” If you abide in my word, you are my disciples indeed. And you shall know the truth and the truth shall set you free.” -Jesus
“Believe nothing, O monks, merely because you have been told it . . . or because it is traditional, or because you yourselves have imagined it. Do not believe what your teacher tells you merely out of respect for the teacher. But whatsoever, after due examination and analysis, you find to be conducive to the good, the benefit, the welfare of all beings–that doctrine believe and cling to, and take it as your guide.” -Buddha
When I was young I was taught religion in the style called “catechism” where you memorize answers. When I got older and ran across the saying of Buddha above, I longed for an understanding of Christianity that was also vast and honest. In John 8 there is a story leading up to the famous quote about the truth setting one free. In that story, Jewish people are said to believe Jesus. It does not say they stop being Jews, in fact, when Jesus taught there wasn’t a church to convert to, nor a New Testament to read, nor a creed to recite.
So the story seems to say that we can be honest about who we are. Then it says we can grow. For many, “faith” means holding on to old answers in the face of changing evidence. Is it possible that when Jesus is talking here about “truth” that he actually means reality itself and not religious dogma? He goes on to say that the truth will set us free.
How many people have you known whose religion set them free? True freedom would mean release from propaganda, addiction, hypnosis, habit and even our own little dramas. When some people go to a party some they set aside a “designated driver” who won’t drink so everyone else can be safe. Perhaps Jesus (and Buddha) are asking us to be the “designated thinkers” of humankind. We are being asked to be the ones who stay awake and refuse to fall into the trance of our culture, or nation or sect. ” If you abide in my word… you shall know the truth and the truth shall set you free.”
I like it – designated thinker. Don’t hide that light under a bushel.
Love it!–this in from Ms. Critical-! :)-Thanks good way to start a day!

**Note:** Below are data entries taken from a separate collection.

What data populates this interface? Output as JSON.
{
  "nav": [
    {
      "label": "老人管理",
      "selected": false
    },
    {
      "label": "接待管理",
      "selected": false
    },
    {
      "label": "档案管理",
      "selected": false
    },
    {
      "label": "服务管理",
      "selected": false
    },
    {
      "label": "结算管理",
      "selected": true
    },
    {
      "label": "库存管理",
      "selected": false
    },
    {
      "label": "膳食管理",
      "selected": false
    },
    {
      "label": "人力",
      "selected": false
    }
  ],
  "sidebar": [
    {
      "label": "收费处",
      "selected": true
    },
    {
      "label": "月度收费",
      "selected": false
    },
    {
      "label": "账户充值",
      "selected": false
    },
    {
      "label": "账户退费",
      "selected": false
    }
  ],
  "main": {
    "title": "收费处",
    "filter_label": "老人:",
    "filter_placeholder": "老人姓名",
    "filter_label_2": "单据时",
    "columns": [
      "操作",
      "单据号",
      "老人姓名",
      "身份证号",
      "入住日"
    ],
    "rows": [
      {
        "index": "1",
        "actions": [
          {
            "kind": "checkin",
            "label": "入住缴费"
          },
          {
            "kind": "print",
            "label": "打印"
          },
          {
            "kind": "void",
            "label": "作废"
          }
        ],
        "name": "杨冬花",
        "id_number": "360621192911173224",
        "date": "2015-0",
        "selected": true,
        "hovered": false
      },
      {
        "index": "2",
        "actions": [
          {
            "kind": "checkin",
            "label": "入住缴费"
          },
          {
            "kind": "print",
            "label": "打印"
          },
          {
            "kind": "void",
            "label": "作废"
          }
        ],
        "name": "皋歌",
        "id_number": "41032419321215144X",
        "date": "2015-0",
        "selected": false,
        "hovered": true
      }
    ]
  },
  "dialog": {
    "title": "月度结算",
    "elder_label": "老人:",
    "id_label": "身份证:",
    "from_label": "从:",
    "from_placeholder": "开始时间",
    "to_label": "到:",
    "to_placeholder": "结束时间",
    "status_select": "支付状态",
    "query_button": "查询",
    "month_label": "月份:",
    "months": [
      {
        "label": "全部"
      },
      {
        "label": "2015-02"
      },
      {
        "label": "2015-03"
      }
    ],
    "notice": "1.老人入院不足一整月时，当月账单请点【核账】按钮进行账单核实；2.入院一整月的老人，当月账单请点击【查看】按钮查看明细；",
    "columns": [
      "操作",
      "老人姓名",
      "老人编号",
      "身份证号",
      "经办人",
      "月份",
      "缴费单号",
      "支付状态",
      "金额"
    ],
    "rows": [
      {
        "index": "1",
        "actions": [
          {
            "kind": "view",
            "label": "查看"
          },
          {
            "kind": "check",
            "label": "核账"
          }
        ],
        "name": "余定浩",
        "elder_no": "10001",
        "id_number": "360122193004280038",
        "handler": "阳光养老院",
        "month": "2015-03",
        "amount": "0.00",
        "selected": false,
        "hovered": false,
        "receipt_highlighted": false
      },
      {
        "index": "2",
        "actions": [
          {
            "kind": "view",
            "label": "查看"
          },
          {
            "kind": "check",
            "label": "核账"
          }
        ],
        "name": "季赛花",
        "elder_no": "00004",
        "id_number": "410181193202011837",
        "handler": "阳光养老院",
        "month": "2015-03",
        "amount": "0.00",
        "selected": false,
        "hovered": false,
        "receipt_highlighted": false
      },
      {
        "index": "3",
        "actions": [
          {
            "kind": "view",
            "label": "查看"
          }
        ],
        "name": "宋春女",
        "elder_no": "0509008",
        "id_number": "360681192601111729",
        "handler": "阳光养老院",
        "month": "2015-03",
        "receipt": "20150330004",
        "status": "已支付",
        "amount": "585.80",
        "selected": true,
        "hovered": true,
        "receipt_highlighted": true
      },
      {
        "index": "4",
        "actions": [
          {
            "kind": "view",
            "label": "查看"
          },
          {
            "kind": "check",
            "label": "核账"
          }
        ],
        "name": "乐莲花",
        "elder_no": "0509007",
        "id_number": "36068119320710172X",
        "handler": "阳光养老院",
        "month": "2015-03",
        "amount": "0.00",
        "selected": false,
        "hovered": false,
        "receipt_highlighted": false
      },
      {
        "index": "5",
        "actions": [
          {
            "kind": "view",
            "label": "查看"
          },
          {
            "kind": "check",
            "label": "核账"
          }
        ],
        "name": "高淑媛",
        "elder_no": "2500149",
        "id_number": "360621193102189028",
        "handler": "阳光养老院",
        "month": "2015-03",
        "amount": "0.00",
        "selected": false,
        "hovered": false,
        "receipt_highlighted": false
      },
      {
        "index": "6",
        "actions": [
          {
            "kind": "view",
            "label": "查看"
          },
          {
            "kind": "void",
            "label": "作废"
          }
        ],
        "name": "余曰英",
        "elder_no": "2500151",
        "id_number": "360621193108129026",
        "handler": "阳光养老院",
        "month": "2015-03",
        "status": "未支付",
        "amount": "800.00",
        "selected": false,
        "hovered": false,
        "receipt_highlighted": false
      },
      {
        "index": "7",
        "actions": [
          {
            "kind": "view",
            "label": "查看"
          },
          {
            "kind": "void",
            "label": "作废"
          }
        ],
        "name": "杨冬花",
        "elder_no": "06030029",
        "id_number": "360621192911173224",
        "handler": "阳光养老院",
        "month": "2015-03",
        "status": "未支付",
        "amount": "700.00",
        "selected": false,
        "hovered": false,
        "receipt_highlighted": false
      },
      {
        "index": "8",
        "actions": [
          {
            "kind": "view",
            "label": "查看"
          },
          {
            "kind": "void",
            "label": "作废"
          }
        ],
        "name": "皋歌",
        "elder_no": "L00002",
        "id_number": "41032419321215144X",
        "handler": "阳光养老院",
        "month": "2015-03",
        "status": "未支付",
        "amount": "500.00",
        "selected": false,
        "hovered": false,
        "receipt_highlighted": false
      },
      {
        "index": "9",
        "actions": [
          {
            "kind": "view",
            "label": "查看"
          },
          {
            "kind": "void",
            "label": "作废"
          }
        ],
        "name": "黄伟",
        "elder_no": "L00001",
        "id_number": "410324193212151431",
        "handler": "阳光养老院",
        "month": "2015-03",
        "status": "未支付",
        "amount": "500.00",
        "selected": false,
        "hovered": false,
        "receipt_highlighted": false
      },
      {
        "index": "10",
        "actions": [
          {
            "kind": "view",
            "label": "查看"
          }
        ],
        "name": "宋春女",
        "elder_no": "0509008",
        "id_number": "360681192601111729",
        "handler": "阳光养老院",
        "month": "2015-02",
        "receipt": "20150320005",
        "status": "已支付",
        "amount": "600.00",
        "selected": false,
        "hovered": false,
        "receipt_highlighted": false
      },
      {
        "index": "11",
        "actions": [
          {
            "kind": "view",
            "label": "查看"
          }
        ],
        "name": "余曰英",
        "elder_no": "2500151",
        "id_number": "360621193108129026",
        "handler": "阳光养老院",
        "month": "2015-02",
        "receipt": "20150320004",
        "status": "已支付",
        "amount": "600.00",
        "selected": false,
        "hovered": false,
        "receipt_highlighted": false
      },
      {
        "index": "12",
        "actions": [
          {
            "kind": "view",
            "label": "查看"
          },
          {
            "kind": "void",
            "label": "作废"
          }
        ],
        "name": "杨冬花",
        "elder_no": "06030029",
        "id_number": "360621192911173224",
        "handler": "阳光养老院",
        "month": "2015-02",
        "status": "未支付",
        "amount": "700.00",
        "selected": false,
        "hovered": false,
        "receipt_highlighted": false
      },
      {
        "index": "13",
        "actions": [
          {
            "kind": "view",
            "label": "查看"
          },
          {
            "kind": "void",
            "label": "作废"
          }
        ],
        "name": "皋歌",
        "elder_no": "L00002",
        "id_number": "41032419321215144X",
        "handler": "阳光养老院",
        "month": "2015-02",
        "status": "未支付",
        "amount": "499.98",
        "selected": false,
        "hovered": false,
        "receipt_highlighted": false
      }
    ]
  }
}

Becoming a Designated Driver is part of growing up and putting away childish things. In recent years I’ve started thinking that Jesus’ question at Caesarea Philippi is the ultimate spiritual question. “And Jesus went out, and his disciples, into the towns of Caesarea Philippi: and by the way he asked his disciples, saying unto them, Whom do men say that I am?” As we mature as Christians we have to put aside formulaic responses and craft a personal response. The Bible and Christian tradition posit such different versions of Jesus, that he can often just be a kind of Rorschach test, little more than a reflection of ourselves. For me personally, I think I’ve come to recognize the “smell” of Jesus–it’s the sweet aroma of compassion toward people who aren’t “just like me.” Jesus was also an outside-of-the-box thinker, always unsettling the deeply held beliefs of his interrogators. Whenever I hear contemporary pharisees condemning the poor, gays or the unemployed, I’m always shocked by their utter arrogance and certainty that they know the mind of the Lord. Time and again, the parables punch holes in just that kind of thinking. The smell of Jesus is the smell of the rug being pulled out from under orthodoxy that oppresses.